我正在尝试使用此正则表达式来捕获制表符分隔线上的字段。这似乎适用于所有情况,除非该行以两个标签开头:
^\t|"(?<field>[^"]+|\t(?=\t))"|(?<field>[^\t]+|\t(?=\t))|\t$
例如,其中\ t表示制表符:
\t \t 123 \t abc \t 345 \t efg
仅捕获5个字段,省略了第一个“空白”(标签)之一
答案 0 :(得分:3)
正则表达式可能不是这项工作的最佳工具。我建议你使用TextFieldParser
类,它用于解析带有分隔或固定长度字段的文件。如果您使用C#进行编码,它驻留在Microsoft.VisualBasic程序集中的事实有点烦人,但它并不妨碍您使用它...
答案 1 :(得分:1)
同意Regex不适合这里的工作。
当Thomas发布链接到框架中的一个漂亮的小宝石时,我正在清理这个代码。我已经使用此方法来解析可能包含带引号的字符串和转义字符的分隔文本。

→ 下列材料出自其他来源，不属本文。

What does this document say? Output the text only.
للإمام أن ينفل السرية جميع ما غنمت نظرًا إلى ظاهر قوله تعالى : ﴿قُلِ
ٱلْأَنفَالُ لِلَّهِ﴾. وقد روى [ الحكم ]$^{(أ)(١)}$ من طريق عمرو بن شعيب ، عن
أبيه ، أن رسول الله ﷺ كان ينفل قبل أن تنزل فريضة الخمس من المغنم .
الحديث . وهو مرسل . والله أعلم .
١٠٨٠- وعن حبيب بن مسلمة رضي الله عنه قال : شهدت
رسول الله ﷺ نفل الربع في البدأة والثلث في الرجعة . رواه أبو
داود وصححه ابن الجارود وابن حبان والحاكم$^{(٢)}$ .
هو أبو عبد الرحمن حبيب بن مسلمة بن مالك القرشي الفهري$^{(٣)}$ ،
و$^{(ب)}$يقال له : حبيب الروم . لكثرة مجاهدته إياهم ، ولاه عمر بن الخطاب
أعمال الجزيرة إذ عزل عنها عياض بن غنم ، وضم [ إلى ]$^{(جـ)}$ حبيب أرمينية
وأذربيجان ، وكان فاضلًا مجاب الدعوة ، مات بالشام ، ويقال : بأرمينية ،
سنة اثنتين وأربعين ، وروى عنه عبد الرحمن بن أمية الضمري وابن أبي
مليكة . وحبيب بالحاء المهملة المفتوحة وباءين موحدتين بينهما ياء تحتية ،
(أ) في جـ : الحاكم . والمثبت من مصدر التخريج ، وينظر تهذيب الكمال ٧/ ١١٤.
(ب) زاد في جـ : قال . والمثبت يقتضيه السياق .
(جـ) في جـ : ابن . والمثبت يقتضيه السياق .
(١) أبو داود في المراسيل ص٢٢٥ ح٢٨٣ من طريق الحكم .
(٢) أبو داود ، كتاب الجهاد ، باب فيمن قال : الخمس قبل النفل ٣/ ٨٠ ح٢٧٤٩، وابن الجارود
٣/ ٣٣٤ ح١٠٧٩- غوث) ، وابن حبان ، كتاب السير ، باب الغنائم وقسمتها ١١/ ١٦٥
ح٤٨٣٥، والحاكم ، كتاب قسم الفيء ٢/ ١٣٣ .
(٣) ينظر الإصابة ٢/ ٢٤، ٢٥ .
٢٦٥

它可能不是世界上最优化的,但在我看来它很可读,它完成了工作。
/// <summary>
/// Breaks a string into tokens using a delimeter and specified text qualifier and escape sequence.
/// </summary>
/// <param name="line">The string to tokenize.</param>
/// <param name="delimeter">The delimeter between tokens, such as a comma.</param>
/// <param name="textQualifier">The text qualifier which enables the delimeter to be embedded in a single token.</param>
/// <param name="escapeSequence">The escape sequence which enables the text qualifier to be embedded in a token.</param>
/// <returns>A collection of string tokens.</returns>
public static IEnumerable<string> Tokenize( string line, char delimeter, char textQualifier = '\"', char escapeSequence = '\\' )
{
var inString = false;
var escapeNext = false;
var token = new StringBuilder();
for (int i = 0 ; i < line.Length ; i++) {
// If the last character was an escape sequence, then it doesn't matter what
// this character is (field terminator, text qualifier, etc) because it needs
// to appear as a part of the field value.
if (escapeNext) {
escapeNext = false;
token.Append(line[i]);
continue;
}
if (line[i] == escapeSequence) {
escapeNext = true;
continue;
}
if (line[i] == textQualifier) {
inString = !inString;
continue;
}
// hit the end of the current token?
if (line[i] == delimeter && !inString) {
yield return token.ToString();
// clear the string builder (instead of allocating a new one)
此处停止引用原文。